La première partie mêle des pages baroques à un opus de Liszt, hanté par les vers du Toscan, comme en témoignent Après une lecture de Dante (1837) et la Dante-Symphonie (1840-56) dont un passage a donné naissance à Einleitung, Fuge und Magnificat aus der Sinfonie zu Dantes „Divina Commedia“, arrangé en 1860 pour orgue par un musicien que le maître appréciait, Alexander Gottschalg. Jusqu’à ce qu’elle le satisfasse, Liszt a révisé cette version, fixée en 1862.

Avant de la faire entendre, Bernard Foccroulle s’exprime au clavier avec ses amis de l’Ensemble InAlto. Entre deux orages, la soirée est ouverte par la Sinfonia du troisième acte d’Orfeo de Monteverdi, servie par une grande qualité d’écoute mutuelle et une tenue rigoureuse, fort concentrée. Le vaste triptyque de Dante fait directement son entrée dans la foulée, avec Quivi sospiri pour soprano, baryton, cornet, trois trombones et orgue de Luzzasco Luzzaschi (ca.1545-1607), chef de chœur à la basilique Saint-Georges de Ferrare dans la troisième tiers du XVIe siècle. Entre l’introduction du madrigaliste crémonais et ce duo vocal illustrant quelques vers empruntés au troisième chant de L’Enfer, aucun changement de mode, ce qui favorise un enchaînement en toute simplicité. On apprécie l’évidente respiration et le bel équilibre de l’interprétation, confiée au soprano Alice Foccroulle et au baryton Nikolaï Borchev, les parties de trombones étant assurées par Guy Hanssen, Charlotte van Passen et Bart Vroomen quand Lambert Colson se charge du cornet à bouquin.

Après la cour d’Alphonse II d'Este, nous partons à Florence où Marco da Gagliano, né en 1582 sous protection du giglio rosso, fut maître de chapelle du Grand-Duc de Toscane à la basilique Saint-Laurent.
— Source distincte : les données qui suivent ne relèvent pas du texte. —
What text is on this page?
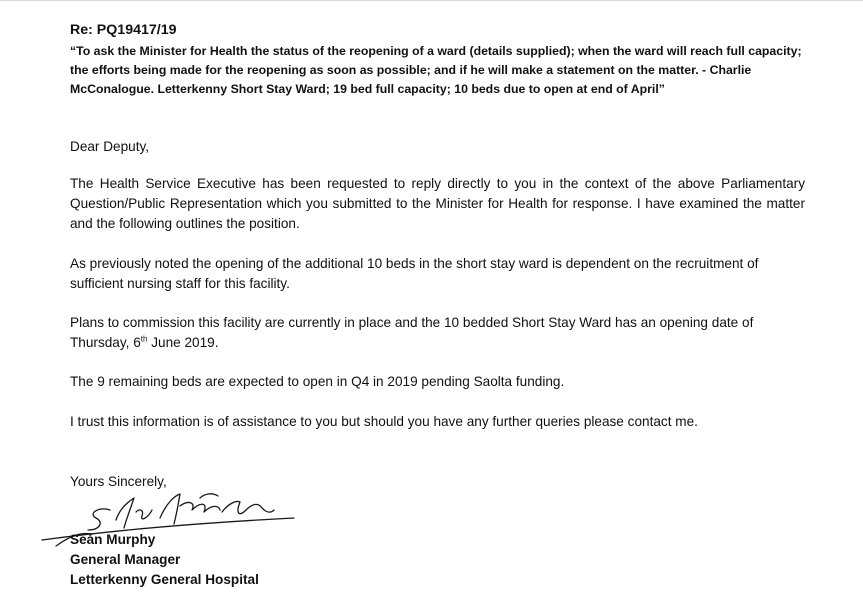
Re: PQ19417/19

“To ask the Minister for Health the status of the reopening of a ward (details supplied); when the ward will reach full capacity; the efforts being made for the reopening as soon as possible; and if he will make a statement on the matter. - Charlie McConalogue. Letterkenny Short Stay Ward; 19 bed full capacity; 10 beds due to open at end of April”

Dear Deputy,

The Health Service Executive has been requested to reply directly to you in the context of the above Parliamentary Question/Public Representation which you submitted to the Minister for Health for response. I have examined the matter and the following outlines the position.

As previously noted the opening of the additional 10 beds in the short stay ward is dependent on the recruitment of sufficient nursing staff for this facility.

Plans to commission this facility are currently in place and the 10 bedded Short Stay Ward has an opening date of Thursday, 6th June 2019.

The 9 remaining beds are expected to open in Q4 in 2019 pending Saolta funding.

I trust this information is of assistance to you but should you have any further queries please contact me.

Yours Sincerely,

Seán Murphy
General Manager
Letterkenny General Hospital
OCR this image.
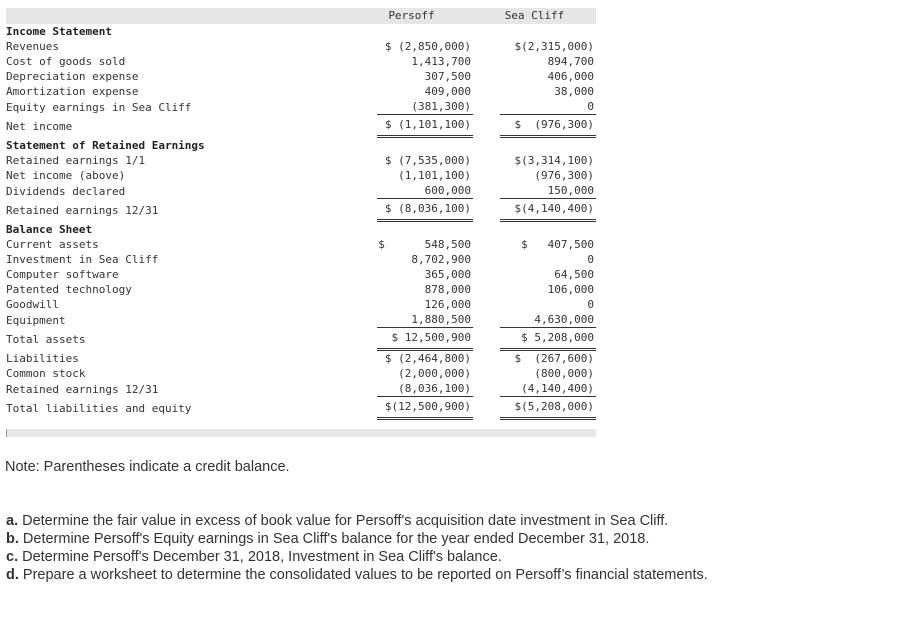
	Persoff	Sea Cliff
Income Statement		
Revenues	$ (2,850,000)	$(2,315,000)
Cost of goods sold	1,413,700	894,700
Depreciation expense	307,500	406,000
Amortization expense	409,000	38,000
Equity earnings in Sea Cliff	(381,300)	0
Net income	$ (1,101,100)	$  (976,300)
Statement of Retained Earnings		
Retained earnings 1/1	$ (7,535,000)	$(3,314,100)
Net income (above)	(1,101,100)	(976,300)
Dividends declared	600,000	150,000
Retained earnings 12/31	$ (8,036,100)	$(4,140,400)
Balance Sheet		
Current assets	$      548,500	$   407,500
Investment in Sea Cliff	8,702,900	0
Computer software	365,000	64,500
Patented technology	878,000	106,000
Goodwill	126,000	0
Equipment	1,880,500	4,630,000
Total assets	$ 12,500,900	$ 5,208,000
Liabilities	$ (2,464,800)	$  (267,600)
Common stock	(2,000,000)	(800,000)
Retained earnings 12/31	(8,036,100)	(4,140,400)
Total liabilities and equity	$(12,500,900)	$(5,208,000)
Note: Parentheses indicate a credit balance.
a. Determine the fair value in excess of book value for Persoff's acquisition date investment in Sea Cliff.
b. Determine Persoff's Equity earnings in Sea Cliff's balance for the year ended December 31, 2018.
c. Determine Persoff's December 31, 2018, Investment in Sea Cliff's balance.
d. Prepare a worksheet to determine the consolidated values to be reported on Persoff’s financial statements.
Deux extraits de la première partie de ses Musiche a una, due e tre voci qui visitent Pétrarque. Ainsi retrouvons-nous l’excellent Nikolaï Borchev dans Io vidi in terra angelici costumi pour baryton et orgue (j’ai vu sur terre angéliques vertus) ; l’agilité de l’artiste magnifie cette page inspirée [lire nos chroniques de Die schweigsame Frau, Saint François d’Assise, L’opera seria, La Calisto et Die Soldaten]. Vergine bella revient ensuite à la voix d’Alice Foccroulle, avec son père Bernard, Lambert Colson et Charlotte van Passen pour complices. La première partie du concert est achevée par Foccroulle à l’orgue, au service de l’impressionnante méditation lisztienne évoquée plus haut. Par-delà l’apparente fragmentation d’un récitatif très particulier, c’est un phrasé discrètement nourri qu’il impose, puis une fugue vertement édifiée, jusqu’à la grandiloquence romantique.
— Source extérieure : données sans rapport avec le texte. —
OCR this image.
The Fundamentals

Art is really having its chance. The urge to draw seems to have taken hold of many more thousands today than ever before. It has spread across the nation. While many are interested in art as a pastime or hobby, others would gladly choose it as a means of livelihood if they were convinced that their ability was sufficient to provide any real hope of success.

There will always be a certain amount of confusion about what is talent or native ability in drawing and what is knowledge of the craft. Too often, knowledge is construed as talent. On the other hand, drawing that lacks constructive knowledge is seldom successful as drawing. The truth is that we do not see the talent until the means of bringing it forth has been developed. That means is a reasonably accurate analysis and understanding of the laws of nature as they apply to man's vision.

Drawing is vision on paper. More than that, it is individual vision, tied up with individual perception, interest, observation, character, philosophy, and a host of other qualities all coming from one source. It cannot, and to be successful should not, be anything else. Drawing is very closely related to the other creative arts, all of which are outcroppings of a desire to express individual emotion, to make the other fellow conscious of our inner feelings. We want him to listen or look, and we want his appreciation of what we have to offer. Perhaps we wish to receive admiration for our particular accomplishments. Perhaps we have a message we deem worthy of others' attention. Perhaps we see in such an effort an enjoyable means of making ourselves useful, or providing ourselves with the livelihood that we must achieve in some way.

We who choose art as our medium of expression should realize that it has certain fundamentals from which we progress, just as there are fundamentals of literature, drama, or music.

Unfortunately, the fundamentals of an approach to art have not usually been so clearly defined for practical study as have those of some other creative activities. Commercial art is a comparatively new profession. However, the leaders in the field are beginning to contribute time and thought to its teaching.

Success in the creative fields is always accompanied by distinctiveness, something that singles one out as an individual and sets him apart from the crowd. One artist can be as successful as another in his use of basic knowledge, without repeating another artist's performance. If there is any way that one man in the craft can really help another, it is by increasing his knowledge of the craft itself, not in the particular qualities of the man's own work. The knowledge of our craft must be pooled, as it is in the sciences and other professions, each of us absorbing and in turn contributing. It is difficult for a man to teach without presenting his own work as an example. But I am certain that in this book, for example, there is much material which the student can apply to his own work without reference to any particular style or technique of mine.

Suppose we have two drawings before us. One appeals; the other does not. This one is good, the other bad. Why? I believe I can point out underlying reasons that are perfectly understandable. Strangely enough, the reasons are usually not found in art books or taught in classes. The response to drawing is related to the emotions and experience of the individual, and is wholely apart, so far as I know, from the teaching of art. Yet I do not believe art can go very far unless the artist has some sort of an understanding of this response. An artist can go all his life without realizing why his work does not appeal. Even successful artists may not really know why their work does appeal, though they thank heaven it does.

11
Créé le 18 septembre 2017 au Palais des Beaux-arts de Bruxelles pour l’inauguration de son nouvel orgue, E vidi quattro stelle (Et je vis quatre étoiles), composé en 2015 et 2016 par Bernard Foccroulle [lire nos chroniques du 11 avril 2015 et du 18 juin 2021, ainsi que notre recension de son récent CD], bénéficie aujourd’hui de la présence des interprètes qui lui donnèrent le jour, placés sous la direction d’Ouri Bronchti [lire notre chronique d’Il trittico]. Dédiée « à la mémoire de mon père, Charles Foccroulle, qui m’a transmis son amour pour l’œuvre de Dante », cette grande pièce lyrique d’environ quarante minutes articule deux parties dénombrant elles-mêmes plusieurs épisodes, puisant tous dans La divina commedia. À la console de l’orgue que Gerhard Grenzing a tout spécialement conçu pour le nouvel auditorium, entre 2011 et 2014, le compositeur cède la place à son collègue Yoann Tardivel. L’invention s’inscrit dans son temps, le nôtre donc, qu’elle laisse infiltrer par plusieurs gestes anciens, comme une certaine declamatio par exemple, à l’instar de l’usage des instruments d’autrefois, auxquels est venu s’adjoindre Jutta Troch à la harpe. La tendre suavité du baryton y fait merveille.